REFLEX: Self-Refining Explainable Fact-Checking via Disentangling Truth into Style and Substance
Chuyi Kong, Gao Wei, Jing Ma, Hongzhan Lin, Yaxin Fan
TL;DR
REFLEX addresses the latency and reliability challenges of external-reliance AFC by exploiting internal backbone knowledge. It reformulates fact-checking as role-play with joint verdict and explanation training, then derives steering vectors from contrastive activation pairs to disentangle truth into substance and style. The approach achieves state-of-the-art verdict accuracy with a small set of self-refined samples and improves explanation quality, demonstrating strong transferability across backbones and pair configurations.
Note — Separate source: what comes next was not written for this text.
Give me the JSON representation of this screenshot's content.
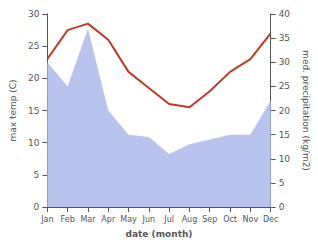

Overall, REFLEX offers data-efficient, interpretable, and robust fact-checking with practical implications for real-time misinformation mitigation.
Abstract
The prevalence of misinformation on social media threatens public trust, demanding automated fact-checking systems that provide accurate verdicts with interpretable explanations. However, existing large language model-based (LLM-based) approaches often rely heavily on external knowledge sources, introducing substantial latency and even hallucinations that undermine reliability, interpretability, and responsiveness, which is crucial for real-time use. To address these challenges, we propose REason-guided Fact-checking with Latent EXplanations REFLEX paradigm, a plug-and-play, self-refining paradigm that leverages the internal knowledge in backbone model to improve both verdict accuracy and explanation quality. REFLEX reformulates fact-checking as a role-play dialogue and jointly trains verdict prediction and explanation generation. It adaptively extracts contrastive activation pairs between the backbone model and its fine-tuned variant to construct steering vectors that disentangle truth into style and substance naturally. These activation-level signals guide inference and suppress noisy explanations, enabling more faithful and efficient reasoning. Experiments on real-world datasets show that REFLEX outperforms previous methods that steer toward a single truth direction and underscores the challenge traditional approaches face when handling the subtle, human-unknown truth in fact-checking tasks. Remarkably, with only 465 self-refined training samples, RELFEX achieves state-of-the-art performance. Furthermore, models trained with explanatory objectives can effectively guide those without them, yielding up to a 7.57% improvement, highlighting that internal explanation signals play a dual role in both interpreting and enhancing factual reasoning.